Again? Un fatto vero. Luglio 2016: in Sassonia, nella Germania orientale, in un supermercato, alcuni uomini – mentre qualcuno col suo cellulare riprende tutto e diffonderà poi in rete – bloccano e aggrediscono Schabas Saleh Al-Aziz, rifugiato iracheno, epilettico. Lo porteranno via e lo legheranno a un albero; tempo dopo, tra molte ombre e inquietanti interrogativi, verrà ritrovato il cadavere del giovane.

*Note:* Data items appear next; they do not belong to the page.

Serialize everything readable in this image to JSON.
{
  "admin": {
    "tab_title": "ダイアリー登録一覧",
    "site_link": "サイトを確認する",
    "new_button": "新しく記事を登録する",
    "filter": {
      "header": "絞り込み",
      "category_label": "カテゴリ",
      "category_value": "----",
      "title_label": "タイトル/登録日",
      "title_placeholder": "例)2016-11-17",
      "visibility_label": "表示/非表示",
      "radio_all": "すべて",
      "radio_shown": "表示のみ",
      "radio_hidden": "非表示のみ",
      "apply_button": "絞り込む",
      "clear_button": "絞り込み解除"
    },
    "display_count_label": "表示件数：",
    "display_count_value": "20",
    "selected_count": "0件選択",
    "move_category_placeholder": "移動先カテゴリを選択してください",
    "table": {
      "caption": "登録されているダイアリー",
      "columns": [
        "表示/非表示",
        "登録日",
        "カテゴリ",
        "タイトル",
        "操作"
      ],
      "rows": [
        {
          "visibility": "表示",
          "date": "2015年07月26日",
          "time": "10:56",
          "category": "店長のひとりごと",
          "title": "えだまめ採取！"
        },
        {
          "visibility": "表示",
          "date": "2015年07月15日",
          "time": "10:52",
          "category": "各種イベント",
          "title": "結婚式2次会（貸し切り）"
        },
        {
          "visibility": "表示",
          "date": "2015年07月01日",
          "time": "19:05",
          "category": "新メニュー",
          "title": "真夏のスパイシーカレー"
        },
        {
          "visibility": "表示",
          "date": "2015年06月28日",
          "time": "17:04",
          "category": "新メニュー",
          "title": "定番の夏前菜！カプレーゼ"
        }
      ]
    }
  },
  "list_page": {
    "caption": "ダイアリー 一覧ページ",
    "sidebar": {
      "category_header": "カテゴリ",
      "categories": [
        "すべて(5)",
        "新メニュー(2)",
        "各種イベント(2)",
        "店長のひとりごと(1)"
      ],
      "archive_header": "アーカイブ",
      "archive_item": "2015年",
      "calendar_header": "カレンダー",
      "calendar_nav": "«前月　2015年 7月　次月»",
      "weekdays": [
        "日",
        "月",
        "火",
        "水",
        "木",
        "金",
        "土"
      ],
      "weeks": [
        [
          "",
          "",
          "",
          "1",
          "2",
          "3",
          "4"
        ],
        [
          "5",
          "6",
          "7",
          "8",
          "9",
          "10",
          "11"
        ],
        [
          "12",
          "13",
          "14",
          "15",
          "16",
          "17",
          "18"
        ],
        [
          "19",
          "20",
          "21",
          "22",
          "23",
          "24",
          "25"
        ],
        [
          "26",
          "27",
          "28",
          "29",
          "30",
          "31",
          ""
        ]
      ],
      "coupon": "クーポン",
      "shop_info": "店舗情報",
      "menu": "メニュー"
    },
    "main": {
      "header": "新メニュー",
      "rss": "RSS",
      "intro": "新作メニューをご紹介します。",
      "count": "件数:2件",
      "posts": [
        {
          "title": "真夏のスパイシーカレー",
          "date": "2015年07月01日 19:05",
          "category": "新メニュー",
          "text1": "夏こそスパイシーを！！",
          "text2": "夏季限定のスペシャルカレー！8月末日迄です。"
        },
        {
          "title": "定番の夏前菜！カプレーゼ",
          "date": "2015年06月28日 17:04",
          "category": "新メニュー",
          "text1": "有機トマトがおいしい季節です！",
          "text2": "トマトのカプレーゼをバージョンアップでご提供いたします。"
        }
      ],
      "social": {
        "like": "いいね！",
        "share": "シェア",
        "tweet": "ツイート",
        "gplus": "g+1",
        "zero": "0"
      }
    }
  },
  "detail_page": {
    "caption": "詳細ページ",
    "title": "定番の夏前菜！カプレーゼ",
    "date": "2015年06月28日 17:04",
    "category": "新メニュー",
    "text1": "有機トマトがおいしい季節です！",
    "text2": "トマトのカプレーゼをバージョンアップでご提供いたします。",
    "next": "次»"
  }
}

Pfeifer, classe 1981, rimette in scena, rifà, riformula e geometrizza gli eventi e compenetra le implicazioni, colloca una voice over, dirige attori e non attori, palesa il meccanismo e le strutture di messa in forma, pone in comunicazione il reale e la finzione, il visuale e il percettivo, le immagini autentiche e il set, i tempi e i luoghi (non esistono confini, e il luogo è un supermercato, un parcheggio, un tribunale…), congiunge le forme e le figure dello show TV, del reality, con l’installazione. Il caso giudiziario, le interviste dei telegiornali, o le testimonianze, il punto di vista e il vissuto delle persone – nate in Germania o giunte lì da lontano anni prima – coinvolte nel film: tutto questo, in Again, si muove tra asciuttezza ed effetto, tra linguaggio e didascalia, tra cronaca e riflessione più ad ampio spettro. È un antimanifesto, ma dice, afferma, organizza il suo pensiero (per quanto non sia infine chiaro se, per dire tutto, i suoi 39 minuti siano troppi oppure troppo pochi: ma anche in questo sta l’interesse che suscita il lavoro del regista di Dresda). Un’opera che non evoca spettri ma fa emergere punti critici, i semi della violenza e della paura, del coraggio e della responsabilità individuale e sociale. Un lavoro sul presente della Germania, ma anche su ciò che è stata, su ciò che potrebbe essere. Un lavoro sul nostro tempo. Una riflessione, un documento, uno sguardo che ci chiede chi siamo, ancora, oggi. Again? Evidentemente sì.